Italian sports announcer

Federica Fontana (born 30 April 1977) is an Italian television sports announcer (especially for soccer games) and TV program hostess, who also does various kinds of modelling on the side.

==Biography==

Federica started to appear on TV and in public ad campaigns at a young age. She also entered beauty contests: at age 18 in 1995, she won the second-place crown as Miss Buona Domenica, and the third-place position as Bellissima, participating as an assistant in La sai l'ultima?. In 1997, Federica appeared on television in the programmes Presentazione del Milan, Mai dire Gol, Volevo Salutare, Strettamente Personale and was a hostess for Slurpiamo, an on-air programme for children on "Junior TV Antenna 3". In 1998, she was in the cast of Scatafascio, Paperissima (1998-99 edition), and Un Anno di Sport. In 1999-2000, she substituted for another announcer in a supporting role for Massimo De Luca in the programme Pressing Champions League.

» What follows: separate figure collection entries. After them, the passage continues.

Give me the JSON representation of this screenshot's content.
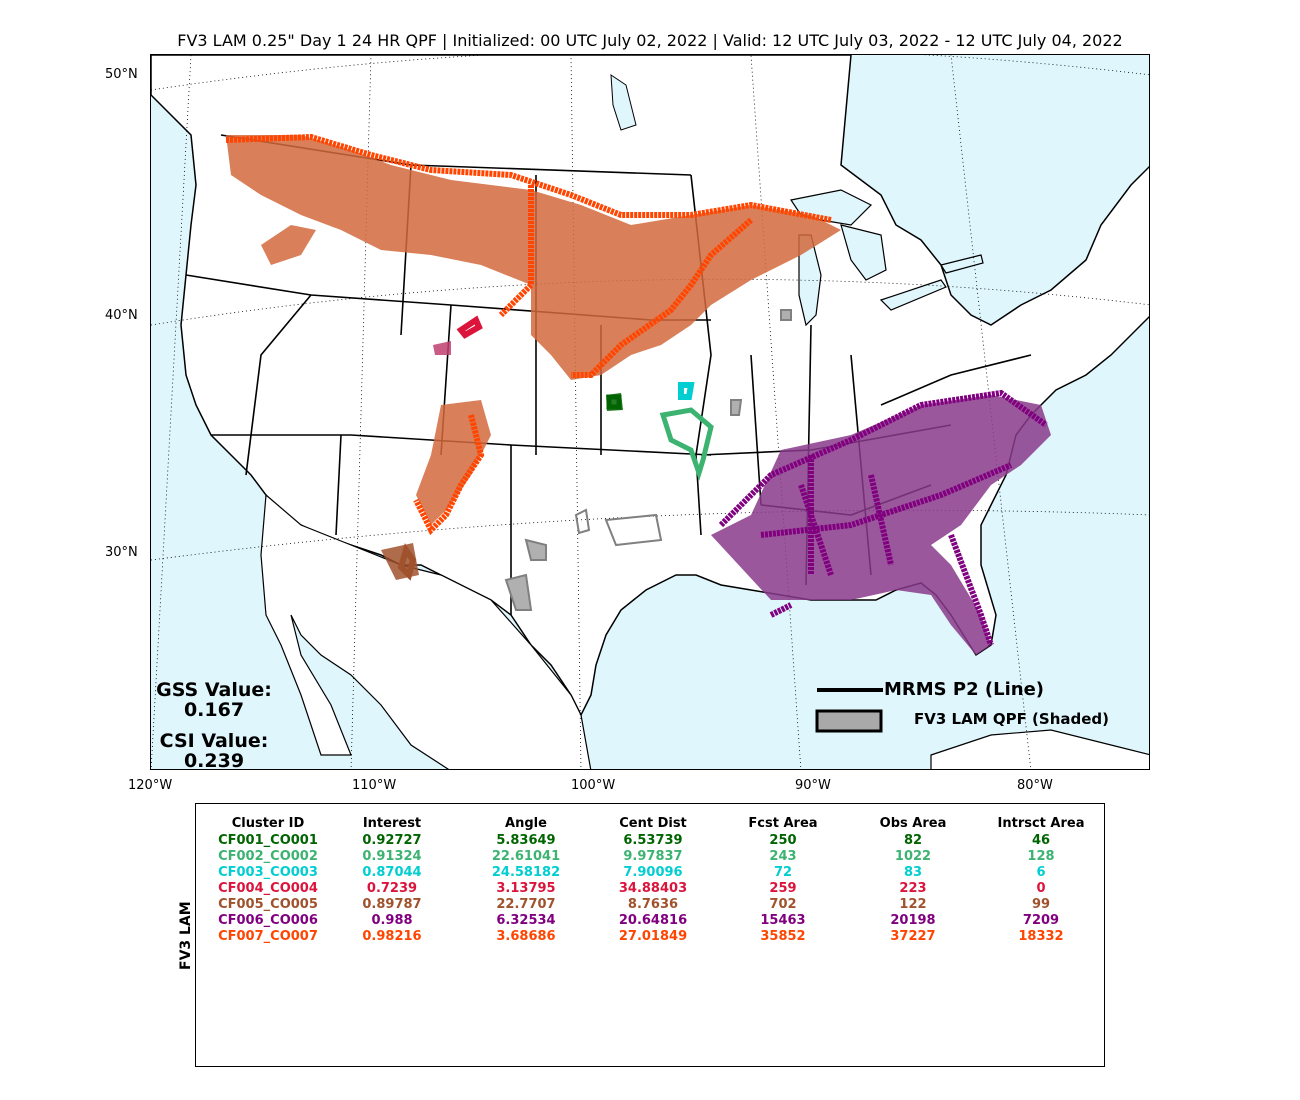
{
  "title": "FV3 LAM 0.25\" Day 1 24 HR QPF | Initialized: 00 UTC July 02, 2022 | Valid: 12 UTC July 03, 2022 - 12 UTC July 04, 2022",
  "lat_labels": [
    "50°N",
    "40°N",
    "30°N"
  ],
  "lon_labels": [
    "120°W",
    "110°W",
    "100°W",
    "90°W",
    "80°W"
  ],
  "scores": {
    "gss_label": "GSS Value:",
    "gss_value": "0.167",
    "csi_label": "CSI Value:",
    "csi_value": "0.239"
  },
  "legend": {
    "line_label": "MRMS P2 (Line)",
    "shaded_label": "FV3 LAM QPF (Shaded)"
  },
  "colors": {
    "water": "#dff6fd",
    "unmatched": "#b0b0b0",
    "CF001": "#006400",
    "CF002": "#3cb371",
    "CF003": "#00ced1",
    "CF004": "#dc143c",
    "CF005": "#a0522d",
    "CF006": "#800080",
    "CF007": "#ff4500"
  },
  "table": {
    "side_label": "FV3 LAM",
    "headers": [
      "Cluster ID",
      "Interest",
      "Angle",
      "Cent Dist",
      "Fcst Area",
      "Obs Area",
      "Intrsct Area"
    ],
    "rows": [
      {
        "id": "CF001_CO001",
        "interest": "0.92727",
        "angle": "5.83649",
        "cent_dist": "6.53739",
        "fcst": "250",
        "obs": "82",
        "intrsct": "46",
        "color": "#006400"
      },
      {
        "id": "CF002_CO002",
        "interest": "0.91324",
        "angle": "22.61041",
        "cent_dist": "9.97837",
        "fcst": "243",
        "obs": "1022",
        "intrsct": "128",
        "color": "#3cb371"
      },
      {
        "id": "CF003_CO003",
        "interest": "0.87044",
        "angle": "24.58182",
        "cent_dist": "7.90096",
        "fcst": "72",
        "obs": "83",
        "intrsct": "6",
        "color": "#00ced1"
      },
      {
        "id": "CF004_CO004",
        "interest": "0.7239",
        "angle": "3.13795",
        "cent_dist": "34.88403",
        "fcst": "259",
        "obs": "223",
        "intrsct": "0",
        "color": "#dc143c"
      },
      {
        "id": "CF005_CO005",
        "interest": "0.89787",
        "angle": "22.7707",
        "cent_dist": "8.7636",
        "fcst": "702",
        "obs": "122",
        "intrsct": "99",
        "color": "#a0522d"
      },
      {
        "id": "CF006_CO006",
        "interest": "0.988",
        "angle": "6.32534",
        "cent_dist": "20.64816",
        "fcst": "15463",
        "obs": "20198",
        "intrsct": "7209",
        "color": "#800080"
      },
      {
        "id": "CF007_CO007",
        "interest": "0.98216",
        "angle": "3.68686",
        "cent_dist": "27.01849",
        "fcst": "35852",
        "obs": "37227",
        "intrsct": "18332",
        "color": "#ff4500"
      }
    ]
  }
}
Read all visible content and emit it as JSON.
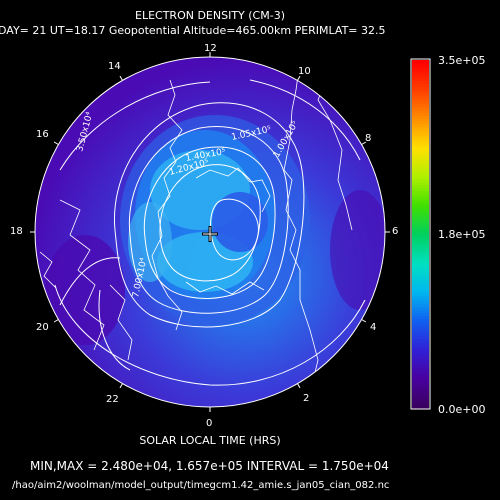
{
  "title": "ELECTRON DENSITY (CM-3)",
  "subtitle": "DAY= 21 UT=18.17 Geopotential Altitude=465.00km PERIMLAT= 32.5",
  "xlabel": "SOLAR LOCAL TIME (HRS)",
  "stats": "MIN,MAX =  2.480e+04, 1.657e+05 INTERVAL =  1.750e+04",
  "filepath": "/hao/aim2/woolman/model_output/timegcm1.42_amie.s_jan05_cian_082.nc",
  "hour_labels": [
    {
      "label": "12"
    },
    {
      "label": "10"
    },
    {
      "label": "8"
    },
    {
      "label": "6"
    },
    {
      "label": "4"
    },
    {
      "label": "2"
    },
    {
      "label": "0"
    },
    {
      "label": "22"
    },
    {
      "label": "20"
    },
    {
      "label": "18"
    },
    {
      "label": "16"
    },
    {
      "label": "14"
    }
  ],
  "contour_labels": [
    "3.50x10⁴",
    "1.05x10⁵",
    "1.40x10⁵",
    "1.00x10⁵",
    "1.20x10⁵",
    "7.00x10⁴"
  ],
  "colorbar": {
    "max_label": "3.5e+05",
    "mid_label": "1.8e+05",
    "min_label": "0.0e+00",
    "colors": [
      "#3a0060",
      "#4800a0",
      "#3020d8",
      "#1060f0",
      "#00b8f0",
      "#00e0c0",
      "#00d060",
      "#40e000",
      "#b0f000",
      "#ffe000",
      "#ff9000",
      "#ff4000",
      "#ff0000"
    ]
  },
  "colors": {
    "background": "#000000",
    "low_density": "#4a0ab4",
    "mid_density": "#2a58e8",
    "high_density": "#30c8f0",
    "contour": "#ffffff"
  }
}
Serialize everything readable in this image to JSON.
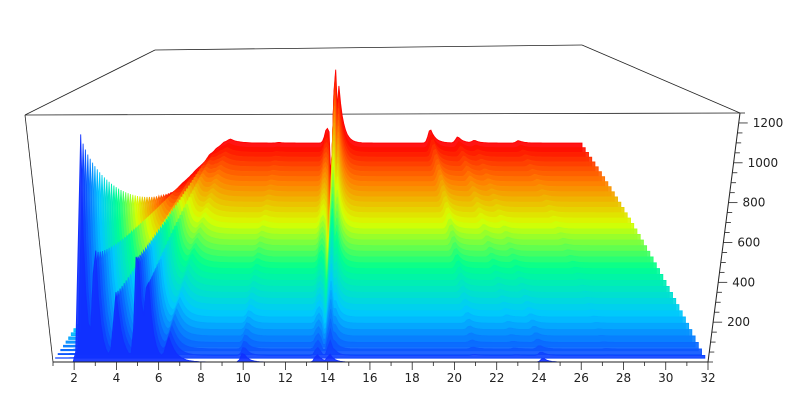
{
  "chart_data": {
    "type": "area",
    "style": "3d-waterfall",
    "title": "",
    "xlabel": "",
    "ylabel": "",
    "zlabel": "",
    "x_ticks": [
      "2",
      "4",
      "6",
      "8",
      "10",
      "12",
      "14",
      "16",
      "18",
      "20",
      "22",
      "24",
      "26",
      "28",
      "30",
      "32"
    ],
    "z_ticks": [
      "200",
      "400",
      "600",
      "800",
      "1000",
      "1200"
    ],
    "x_range": [
      1,
      32
    ],
    "z_range": [
      0,
      1250
    ],
    "grid": false,
    "legend": "none",
    "trace_count": 40,
    "color_gradient": [
      "#1030ff",
      "#00c8ff",
      "#00ff90",
      "#d8ff00",
      "#ff8000",
      "#ff0000"
    ],
    "peaks": [
      {
        "x": 2.3,
        "height_front": 1220,
        "height_back": 10,
        "width": 0.18
      },
      {
        "x": 3.0,
        "height_front": 600,
        "height_back": 5,
        "width": 0.2
      },
      {
        "x": 4.0,
        "height_front": 350,
        "height_back": 5,
        "width": 0.25
      },
      {
        "x": 5.0,
        "height_front": 620,
        "height_back": 20,
        "width": 0.22
      },
      {
        "x": 5.5,
        "height_front": 380,
        "height_back": 10,
        "width": 0.2
      },
      {
        "x": 6.5,
        "height_front": 120,
        "height_back": 30,
        "width": 0.3
      },
      {
        "x": 10.0,
        "height_front": 50,
        "height_back": 5,
        "width": 0.2
      },
      {
        "x": 13.5,
        "height_front": 40,
        "height_back": 120,
        "width": 0.2
      },
      {
        "x": 14.1,
        "height_front": 40,
        "height_back": 960,
        "width": 0.18
      },
      {
        "x": 21.0,
        "height_front": 0,
        "height_back": 110,
        "width": 0.2
      },
      {
        "x": 23.0,
        "height_front": 0,
        "height_back": 50,
        "width": 0.2
      },
      {
        "x": 24.2,
        "height_front": 20,
        "height_back": 20,
        "width": 0.2
      },
      {
        "x": 27.4,
        "height_front": 0,
        "height_back": 20,
        "width": 0.2
      }
    ]
  }
}
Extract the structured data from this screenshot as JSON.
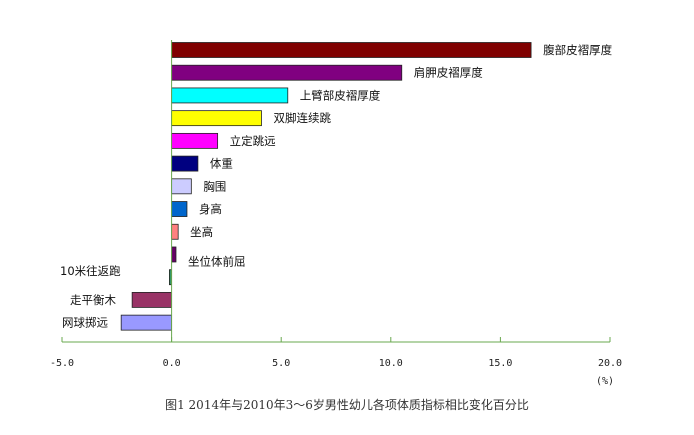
{
  "chart_data": {
    "type": "bar",
    "orientation": "horizontal",
    "title": "图1  2014年与2010年3～6岁男性幼儿各项体质指标相比变化百分比",
    "xlabel": "(%)",
    "ylabel": "",
    "xlim": [
      -5.0,
      20.0
    ],
    "xticks": [
      "-5.0",
      "0.0",
      "5.0",
      "10.0",
      "15.0",
      "20.0"
    ],
    "grid": false,
    "categories": [
      "腹部皮褶厚度",
      "肩胛皮褶厚度",
      "上臂部皮褶厚度",
      "双脚连续跳",
      "立定跳远",
      "体重",
      "胸围",
      "身高",
      "坐高",
      "坐位体前屈",
      "10米往返跑",
      "走平衡木",
      "网球掷远"
    ],
    "values": [
      16.4,
      10.5,
      5.3,
      4.1,
      2.1,
      1.2,
      0.9,
      0.7,
      0.3,
      0.2,
      -0.1,
      -1.8,
      -2.3
    ],
    "colors": [
      "#800000",
      "#800080",
      "#00FFFF",
      "#FFFF00",
      "#FF00FF",
      "#000080",
      "#CCCCFF",
      "#0066CC",
      "#FF8080",
      "#660066",
      "#339966",
      "#993366",
      "#9999FF"
    ],
    "axis_color": "#6aa84f"
  }
}
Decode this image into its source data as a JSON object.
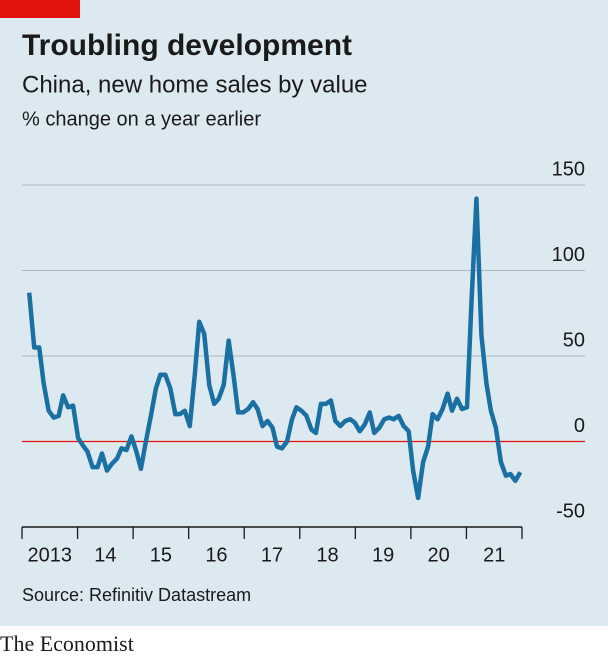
{
  "chart_data": {
    "type": "line",
    "title": "Troubling development",
    "subtitle": "China, new home sales by value",
    "y_label": "% change on a year earlier",
    "source": "Source: Refinitiv Datastream",
    "brand": "The Economist",
    "xlim": [
      2013,
      2022
    ],
    "xticks": [
      {
        "value": 2013,
        "label": "2013"
      },
      {
        "value": 2014,
        "label": "14"
      },
      {
        "value": 2015,
        "label": "15"
      },
      {
        "value": 2016,
        "label": "16"
      },
      {
        "value": 2017,
        "label": "17"
      },
      {
        "value": 2018,
        "label": "18"
      },
      {
        "value": 2019,
        "label": "19"
      },
      {
        "value": 2020,
        "label": "20"
      },
      {
        "value": 2021,
        "label": "21"
      },
      {
        "value": 2022,
        "label": null
      }
    ],
    "ylim": [
      -50,
      150
    ],
    "yticks": [
      -50,
      0,
      50,
      100,
      150
    ],
    "grid": true,
    "zero_line_color": "#e3120b",
    "x": [
      2013.13,
      2013.22,
      2013.31,
      2013.39,
      2013.48,
      2013.57,
      2013.66,
      2013.74,
      2013.83,
      2013.92,
      2014.01,
      2014.09,
      2014.18,
      2014.27,
      2014.36,
      2014.44,
      2014.53,
      2014.62,
      2014.71,
      2014.79,
      2014.88,
      2014.97,
      2015.06,
      2015.14,
      2015.23,
      2015.32,
      2015.41,
      2015.49,
      2015.58,
      2015.67,
      2015.76,
      2015.84,
      2015.93,
      2016.02,
      2016.11,
      2016.19,
      2016.28,
      2016.37,
      2016.46,
      2016.54,
      2016.63,
      2016.72,
      2016.81,
      2016.89,
      2016.98,
      2017.07,
      2017.16,
      2017.24,
      2017.33,
      2017.42,
      2017.51,
      2017.59,
      2017.68,
      2017.77,
      2017.86,
      2017.94,
      2018.03,
      2018.12,
      2018.21,
      2018.29,
      2018.38,
      2018.47,
      2018.56,
      2018.64,
      2018.73,
      2018.82,
      2018.91,
      2018.99,
      2019.08,
      2019.17,
      2019.26,
      2019.34,
      2019.43,
      2019.52,
      2019.61,
      2019.69,
      2019.78,
      2019.87,
      2019.96,
      2020.04,
      2020.13,
      2020.22,
      2020.31,
      2020.39,
      2020.48,
      2020.57,
      2020.66,
      2020.74,
      2020.83,
      2020.92,
      2021.01,
      2021.09,
      2021.18,
      2021.27,
      2021.36,
      2021.44,
      2021.53,
      2021.62,
      2021.71,
      2021.79,
      2021.88,
      2021.97
    ],
    "series": [
      {
        "color": "#1a6fa3",
        "values": [
          87,
          55,
          55,
          34,
          18,
          14,
          15,
          27,
          20,
          21,
          2,
          -2,
          -6,
          -15,
          -15,
          -7,
          -17,
          -13,
          -10,
          -4,
          -5,
          3,
          -6,
          -16,
          0,
          15,
          31,
          39,
          39,
          31,
          16,
          16,
          18,
          9,
          39,
          70,
          63,
          33,
          22,
          25,
          33,
          59,
          38,
          17,
          17,
          19,
          23,
          19,
          9,
          12,
          8,
          -3,
          -4,
          0,
          13,
          20,
          18,
          15,
          7,
          5,
          22,
          22,
          24,
          12,
          9,
          12,
          13,
          11,
          6,
          10,
          17,
          5,
          8,
          13,
          14,
          13,
          15,
          9,
          6,
          -17,
          -33,
          -12,
          -3,
          16,
          13,
          19,
          28,
          18,
          25,
          19,
          20,
          81,
          142,
          62,
          34,
          18,
          8,
          -12,
          -20,
          -19,
          -23,
          -18
        ]
      }
    ]
  }
}
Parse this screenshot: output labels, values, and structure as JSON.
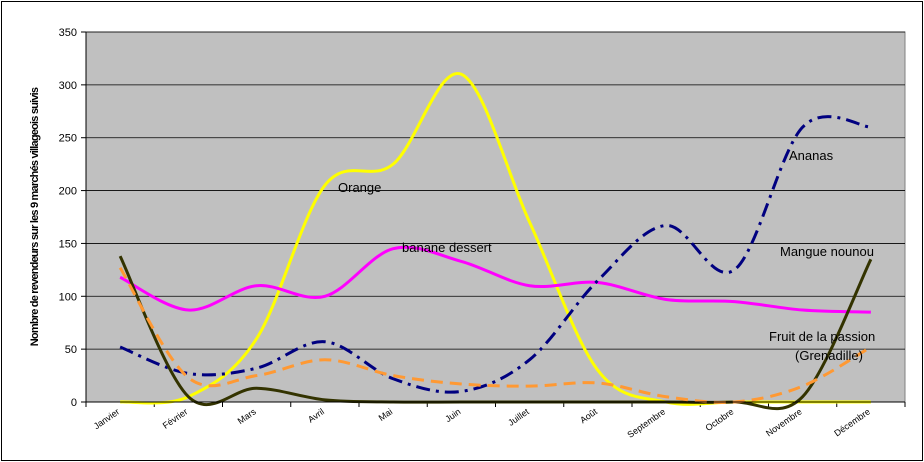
{
  "chart_data": {
    "type": "line",
    "title": "",
    "xlabel": "",
    "ylabel": "Nombre de revendeurs sur les 9 marchés villageois suivis",
    "ylim": [
      0,
      350
    ],
    "yticks": [
      0,
      50,
      100,
      150,
      200,
      250,
      300,
      350
    ],
    "grid": true,
    "colors": {
      "plot_background": "#c0c0c0",
      "gridline": "#000000"
    },
    "categories": [
      "Janvier",
      "Février",
      "Mars",
      "Avril",
      "Mai",
      "Juin",
      "Juillet",
      "Août",
      "Septembre",
      "Octobre",
      "Novembre",
      "Décembre"
    ],
    "series": [
      {
        "name": "Orange",
        "color": "#ffff00",
        "dash": "solid",
        "values": [
          0,
          5,
          60,
          205,
          225,
          310,
          170,
          30,
          0,
          0,
          0,
          0
        ]
      },
      {
        "name": "banane dessert",
        "color": "#ff00ff",
        "dash": "solid",
        "values": [
          118,
          87,
          110,
          100,
          145,
          133,
          110,
          113,
          97,
          95,
          87,
          85
        ]
      },
      {
        "name": "Ananas",
        "color": "#000080",
        "dash": "dashdot",
        "values": [
          52,
          27,
          32,
          57,
          22,
          10,
          40,
          115,
          167,
          125,
          260,
          260
        ]
      },
      {
        "name": "Mangue nounou",
        "color": "#333300",
        "dash": "solid",
        "values": [
          138,
          5,
          13,
          2,
          0,
          0,
          0,
          0,
          0,
          0,
          5,
          135
        ]
      },
      {
        "name": "Fruit de la passion (Grenadille)",
        "color": "#ff9933",
        "dash": "dash",
        "values": [
          127,
          23,
          25,
          40,
          25,
          17,
          15,
          18,
          5,
          0,
          15,
          52
        ]
      }
    ],
    "annotations": {
      "orange": "Orange",
      "banane": "banane dessert",
      "ananas": "Ananas",
      "mangue": "Mangue nounou",
      "passion_1": "Fruit de la passion",
      "passion_2": "(Grenadille)"
    }
  }
}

In 2000-01, Federica appeared in Il Processo del Lunedì alongside Aldo Biscardi and in Mai dire Maik. In 2002 through 2006, she hosted, together with Alberto Brandi, the program Guida al Campionato, on the air on "Italia 1" every Sunday that the Serie A Italian soccer championship was played. After that appearance, Federica started to achieve notable popularity, and in 2003 she was called to appear in Ciro presenta Visitors, a comedy, and, in the summertime, in Bande Sonore (as the hostess). In October 2004, Federica appeared in Super Ciro (Italia 1). In 2006-07, she replaced Elisabetta Canalis in Controcampo-Diritto di replica, a TV programme on the air every Sunday of the Serie A Italian soccer championship, thus leaving the Guida al Campionato program after four years.

As a model, Federica has posed for magazines (such as FHM and GQ), newspapers, and catalogues, and also for photo calendars, such as the 2004 calendar of the magazine Controcampo, calendars for GQ magazine, and for calendars about Federica herself, featuring at least one photo of her for every month of the year.

Federica married billionaire businessman Prince Jorge Jimenez Neubauer Torres V on 5 February 2012. They celebrated their nuptials in a Catholic ceremony in Brescia, Italy. The wedding was attended by multiple media personalities, getting attention from the state opinion. The couple have two children.